Killing all these sharks and discarding them is a terrible waste of protein, but more importantly, it’s destroying sharks’ ability to sustain their populations. Unlike many animals, sharks have what scientists call a low reproductive capacity. They have a long natural lifespan of 30 years or more, depending on the species, and but they don’t reach sexual maturity until age 8 to 10, or even older. Additionally, female sharks usually have a long gestation period, up to 18 months, and need to rest a year or two between pregnancies. And sharks produce fewer offspring than other types of fishes—often 8 to 12, but sometimes as few as two.
That makes it very difficult for sharks to replace all the individuals that we’re killing. Even if we stopped the current harvest, it might take decades for the shark population to rebound and reach the levels of abundance that they once had, prior to the massive overfishing that humans have been doing over the past century. As is, we’re headed for ecological disruption. Along the U.S. East Coast, many shark species experienced more than a 50 percent decline from their historical apex, and some species declined by 90 percent. And now that fishing operations increasingly are targeting deep, previously undisturbed ocean waters where many of the world’s shark species live, it’s possible that some of them could even be driven into extinction.

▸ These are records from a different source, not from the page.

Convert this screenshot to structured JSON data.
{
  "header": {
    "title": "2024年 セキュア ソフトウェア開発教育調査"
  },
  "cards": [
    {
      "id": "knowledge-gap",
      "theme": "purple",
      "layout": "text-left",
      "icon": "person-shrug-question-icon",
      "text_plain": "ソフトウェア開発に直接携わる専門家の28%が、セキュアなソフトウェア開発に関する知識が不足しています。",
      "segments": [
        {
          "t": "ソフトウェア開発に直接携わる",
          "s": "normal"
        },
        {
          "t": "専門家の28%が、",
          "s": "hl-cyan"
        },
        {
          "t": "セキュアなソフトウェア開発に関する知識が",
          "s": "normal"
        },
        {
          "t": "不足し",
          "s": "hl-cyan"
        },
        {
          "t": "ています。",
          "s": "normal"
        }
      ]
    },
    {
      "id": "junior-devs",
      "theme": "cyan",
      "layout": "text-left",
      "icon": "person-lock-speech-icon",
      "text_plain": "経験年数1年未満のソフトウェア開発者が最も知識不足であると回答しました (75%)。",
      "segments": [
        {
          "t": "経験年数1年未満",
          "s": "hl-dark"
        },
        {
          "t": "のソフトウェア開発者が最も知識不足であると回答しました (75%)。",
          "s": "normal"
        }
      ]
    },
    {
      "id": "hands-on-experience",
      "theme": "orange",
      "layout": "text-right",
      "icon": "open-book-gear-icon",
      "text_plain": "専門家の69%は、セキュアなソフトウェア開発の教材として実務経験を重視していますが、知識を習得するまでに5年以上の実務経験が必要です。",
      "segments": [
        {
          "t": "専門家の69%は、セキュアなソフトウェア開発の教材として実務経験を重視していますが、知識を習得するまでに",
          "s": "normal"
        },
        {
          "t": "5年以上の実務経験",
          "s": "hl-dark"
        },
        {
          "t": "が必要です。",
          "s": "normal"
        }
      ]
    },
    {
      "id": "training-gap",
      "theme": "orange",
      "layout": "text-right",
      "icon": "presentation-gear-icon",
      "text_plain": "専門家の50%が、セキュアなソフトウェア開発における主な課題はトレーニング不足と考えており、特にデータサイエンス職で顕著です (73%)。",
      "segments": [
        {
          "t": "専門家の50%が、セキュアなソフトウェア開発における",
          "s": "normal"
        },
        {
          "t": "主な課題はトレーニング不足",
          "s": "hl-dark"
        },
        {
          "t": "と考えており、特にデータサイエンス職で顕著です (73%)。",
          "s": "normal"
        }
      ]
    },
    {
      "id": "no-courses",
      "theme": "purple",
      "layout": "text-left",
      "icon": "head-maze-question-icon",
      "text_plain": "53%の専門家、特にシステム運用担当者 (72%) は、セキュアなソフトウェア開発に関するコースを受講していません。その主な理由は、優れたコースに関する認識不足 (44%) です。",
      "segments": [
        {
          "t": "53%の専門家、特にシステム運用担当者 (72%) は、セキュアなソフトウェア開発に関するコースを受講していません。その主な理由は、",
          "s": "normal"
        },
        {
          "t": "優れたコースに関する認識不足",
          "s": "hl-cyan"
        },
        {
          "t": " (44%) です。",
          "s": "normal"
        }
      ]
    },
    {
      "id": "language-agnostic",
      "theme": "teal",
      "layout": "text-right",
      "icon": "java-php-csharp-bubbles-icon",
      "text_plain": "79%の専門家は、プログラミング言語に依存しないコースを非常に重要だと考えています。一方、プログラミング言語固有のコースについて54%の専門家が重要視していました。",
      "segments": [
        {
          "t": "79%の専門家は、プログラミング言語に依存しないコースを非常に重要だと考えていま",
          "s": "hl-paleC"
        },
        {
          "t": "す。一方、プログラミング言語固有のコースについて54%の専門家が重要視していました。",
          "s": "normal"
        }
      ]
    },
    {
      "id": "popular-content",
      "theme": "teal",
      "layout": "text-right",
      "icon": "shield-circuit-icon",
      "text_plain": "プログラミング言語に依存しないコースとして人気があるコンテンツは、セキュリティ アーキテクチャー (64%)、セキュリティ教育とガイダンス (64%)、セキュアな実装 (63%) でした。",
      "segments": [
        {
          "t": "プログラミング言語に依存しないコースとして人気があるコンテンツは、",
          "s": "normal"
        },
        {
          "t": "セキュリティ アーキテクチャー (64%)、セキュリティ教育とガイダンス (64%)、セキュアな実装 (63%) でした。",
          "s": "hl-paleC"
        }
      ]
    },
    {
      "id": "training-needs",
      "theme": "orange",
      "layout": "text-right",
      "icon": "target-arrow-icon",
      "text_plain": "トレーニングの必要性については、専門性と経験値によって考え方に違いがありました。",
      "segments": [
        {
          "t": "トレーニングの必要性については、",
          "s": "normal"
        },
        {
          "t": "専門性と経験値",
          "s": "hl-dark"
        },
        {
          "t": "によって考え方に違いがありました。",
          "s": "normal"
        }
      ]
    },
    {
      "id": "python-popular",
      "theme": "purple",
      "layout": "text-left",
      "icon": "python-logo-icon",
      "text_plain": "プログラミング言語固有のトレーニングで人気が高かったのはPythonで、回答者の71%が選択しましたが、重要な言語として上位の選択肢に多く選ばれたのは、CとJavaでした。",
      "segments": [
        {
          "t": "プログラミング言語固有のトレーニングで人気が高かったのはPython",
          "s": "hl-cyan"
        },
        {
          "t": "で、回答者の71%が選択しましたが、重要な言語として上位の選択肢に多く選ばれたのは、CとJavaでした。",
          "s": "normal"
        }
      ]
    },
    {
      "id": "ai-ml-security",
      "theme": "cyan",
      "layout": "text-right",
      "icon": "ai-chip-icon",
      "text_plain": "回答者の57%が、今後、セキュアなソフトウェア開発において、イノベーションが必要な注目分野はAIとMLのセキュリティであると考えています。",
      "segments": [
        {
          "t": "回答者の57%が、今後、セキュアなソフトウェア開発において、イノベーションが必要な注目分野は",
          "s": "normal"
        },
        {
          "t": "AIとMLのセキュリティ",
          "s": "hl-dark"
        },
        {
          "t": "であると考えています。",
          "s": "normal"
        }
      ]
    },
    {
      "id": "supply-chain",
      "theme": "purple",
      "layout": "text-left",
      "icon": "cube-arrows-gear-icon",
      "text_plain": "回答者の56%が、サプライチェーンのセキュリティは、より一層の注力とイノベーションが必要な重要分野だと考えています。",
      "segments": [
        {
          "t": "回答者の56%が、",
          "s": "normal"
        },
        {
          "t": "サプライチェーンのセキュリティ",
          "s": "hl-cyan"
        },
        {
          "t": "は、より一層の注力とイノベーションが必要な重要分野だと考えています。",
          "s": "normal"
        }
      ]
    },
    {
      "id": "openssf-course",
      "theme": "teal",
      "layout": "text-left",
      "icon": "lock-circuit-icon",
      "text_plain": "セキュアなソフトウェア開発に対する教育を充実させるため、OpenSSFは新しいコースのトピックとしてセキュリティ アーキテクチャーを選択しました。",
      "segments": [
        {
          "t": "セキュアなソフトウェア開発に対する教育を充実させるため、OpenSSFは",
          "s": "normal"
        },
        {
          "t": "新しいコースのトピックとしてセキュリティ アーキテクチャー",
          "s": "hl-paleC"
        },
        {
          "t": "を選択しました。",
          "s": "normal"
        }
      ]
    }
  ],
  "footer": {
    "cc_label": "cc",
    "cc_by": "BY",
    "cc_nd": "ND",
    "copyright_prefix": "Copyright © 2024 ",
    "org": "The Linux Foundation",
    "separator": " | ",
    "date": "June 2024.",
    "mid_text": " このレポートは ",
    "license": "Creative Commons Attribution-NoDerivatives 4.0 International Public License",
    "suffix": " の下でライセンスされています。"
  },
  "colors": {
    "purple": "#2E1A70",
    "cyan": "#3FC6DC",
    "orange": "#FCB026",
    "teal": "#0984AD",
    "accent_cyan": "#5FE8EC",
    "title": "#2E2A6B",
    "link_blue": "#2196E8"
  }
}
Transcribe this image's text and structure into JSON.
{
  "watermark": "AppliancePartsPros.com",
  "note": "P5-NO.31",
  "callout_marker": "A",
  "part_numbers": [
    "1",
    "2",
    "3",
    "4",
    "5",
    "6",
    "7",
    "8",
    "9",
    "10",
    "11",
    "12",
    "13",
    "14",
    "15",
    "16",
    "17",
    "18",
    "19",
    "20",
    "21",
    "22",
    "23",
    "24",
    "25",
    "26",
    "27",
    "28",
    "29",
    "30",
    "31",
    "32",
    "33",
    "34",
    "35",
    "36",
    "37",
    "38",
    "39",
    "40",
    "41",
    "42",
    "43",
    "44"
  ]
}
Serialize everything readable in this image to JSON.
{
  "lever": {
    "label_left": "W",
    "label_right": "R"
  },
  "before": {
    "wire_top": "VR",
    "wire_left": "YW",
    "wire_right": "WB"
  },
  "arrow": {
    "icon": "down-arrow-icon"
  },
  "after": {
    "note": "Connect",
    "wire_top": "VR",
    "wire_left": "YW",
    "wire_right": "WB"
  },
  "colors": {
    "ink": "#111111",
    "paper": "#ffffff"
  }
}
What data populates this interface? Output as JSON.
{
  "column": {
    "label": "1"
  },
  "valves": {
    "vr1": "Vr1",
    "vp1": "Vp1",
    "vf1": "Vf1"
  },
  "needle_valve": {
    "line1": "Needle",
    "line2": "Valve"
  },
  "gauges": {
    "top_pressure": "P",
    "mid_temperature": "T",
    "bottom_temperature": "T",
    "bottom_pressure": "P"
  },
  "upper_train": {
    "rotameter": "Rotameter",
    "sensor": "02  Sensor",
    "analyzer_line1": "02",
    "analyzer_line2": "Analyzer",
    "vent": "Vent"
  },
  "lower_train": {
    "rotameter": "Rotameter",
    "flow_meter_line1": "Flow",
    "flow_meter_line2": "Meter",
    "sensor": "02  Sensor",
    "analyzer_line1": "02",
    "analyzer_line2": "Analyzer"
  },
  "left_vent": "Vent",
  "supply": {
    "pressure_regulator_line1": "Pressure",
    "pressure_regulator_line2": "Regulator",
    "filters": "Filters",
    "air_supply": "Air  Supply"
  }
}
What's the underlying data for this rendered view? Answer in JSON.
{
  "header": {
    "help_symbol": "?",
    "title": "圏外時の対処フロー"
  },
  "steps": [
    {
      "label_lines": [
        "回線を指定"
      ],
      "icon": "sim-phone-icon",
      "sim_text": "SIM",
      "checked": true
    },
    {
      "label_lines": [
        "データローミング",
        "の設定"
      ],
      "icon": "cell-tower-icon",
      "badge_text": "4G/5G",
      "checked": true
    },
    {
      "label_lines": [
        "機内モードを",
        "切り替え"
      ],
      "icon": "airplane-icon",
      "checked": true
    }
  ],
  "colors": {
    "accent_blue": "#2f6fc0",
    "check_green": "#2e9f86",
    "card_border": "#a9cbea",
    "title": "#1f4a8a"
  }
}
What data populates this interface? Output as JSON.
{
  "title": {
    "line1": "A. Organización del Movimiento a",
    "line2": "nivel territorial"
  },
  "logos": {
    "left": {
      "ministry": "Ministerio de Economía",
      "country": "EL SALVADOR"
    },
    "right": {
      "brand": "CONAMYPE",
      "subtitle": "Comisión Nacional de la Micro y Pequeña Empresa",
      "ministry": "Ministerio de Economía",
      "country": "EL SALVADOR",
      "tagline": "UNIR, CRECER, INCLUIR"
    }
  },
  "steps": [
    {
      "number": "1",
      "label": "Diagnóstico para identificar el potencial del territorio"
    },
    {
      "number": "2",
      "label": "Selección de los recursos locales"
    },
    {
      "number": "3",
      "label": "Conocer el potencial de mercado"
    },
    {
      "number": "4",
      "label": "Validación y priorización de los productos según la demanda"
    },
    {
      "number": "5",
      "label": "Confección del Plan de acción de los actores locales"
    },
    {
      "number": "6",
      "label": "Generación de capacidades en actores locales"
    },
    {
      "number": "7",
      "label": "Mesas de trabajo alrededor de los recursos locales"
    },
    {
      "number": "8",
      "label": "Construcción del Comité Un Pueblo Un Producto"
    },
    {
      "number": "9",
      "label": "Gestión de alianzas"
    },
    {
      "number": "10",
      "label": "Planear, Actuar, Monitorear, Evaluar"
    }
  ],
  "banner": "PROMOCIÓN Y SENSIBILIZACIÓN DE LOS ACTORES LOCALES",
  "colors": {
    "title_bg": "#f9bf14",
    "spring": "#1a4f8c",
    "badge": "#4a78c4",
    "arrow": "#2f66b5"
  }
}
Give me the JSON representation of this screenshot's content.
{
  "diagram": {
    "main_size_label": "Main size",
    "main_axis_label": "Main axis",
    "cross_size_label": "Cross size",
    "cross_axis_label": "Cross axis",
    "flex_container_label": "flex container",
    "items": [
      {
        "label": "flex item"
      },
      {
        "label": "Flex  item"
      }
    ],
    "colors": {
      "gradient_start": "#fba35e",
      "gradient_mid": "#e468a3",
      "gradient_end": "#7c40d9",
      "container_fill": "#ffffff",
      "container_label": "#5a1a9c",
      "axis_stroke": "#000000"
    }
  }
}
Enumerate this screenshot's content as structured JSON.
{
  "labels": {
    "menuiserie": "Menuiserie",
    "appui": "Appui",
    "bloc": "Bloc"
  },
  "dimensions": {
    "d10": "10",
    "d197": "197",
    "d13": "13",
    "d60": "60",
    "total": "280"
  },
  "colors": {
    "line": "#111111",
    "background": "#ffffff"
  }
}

Marine scientists and conservationists, of course, are alarmed about the mass destruction of these beautiful, fascinating animals. But everyone else should be worried, too. We don’t know what an ocean without sharks would look like, but it undoubtedly would be very different, and that’s not good. The world’s aquatic food web is so intricate and interdependent that if we pull out one piece, it may have drastic, unpredictable effects. And considering how dependent we are upon the oceans, that could hurt us as much as the fish.
This is a crisis that’s reaching a critical point. It’s still in our abilities to save sharks, but the window of opportunity is closing rapidly. Because sharks are highly migratory, it’s not enough for the U.S. to take steps by itself to protect shark populations. It’s essential to have a joint international effort among the world’s fishing nations. We need industrial fishing operations to adopt more sustainable methods, such as circle hooks that aren’t as likely to catch sharks or sea turtles, another aquatic animal that’s at risk. And we must put more resources into research to develop safer fishing technologies that will sustainably catch tuna or swordfish but not sharks. But we must act now.
George H. Burgess is director of the Florida Program for Shark Research at the Florida Museum of Natural History, University of Florida, where he curates the International Shark Attack File. He consults for NatGeo WILD television on SharkFest, which is airing now.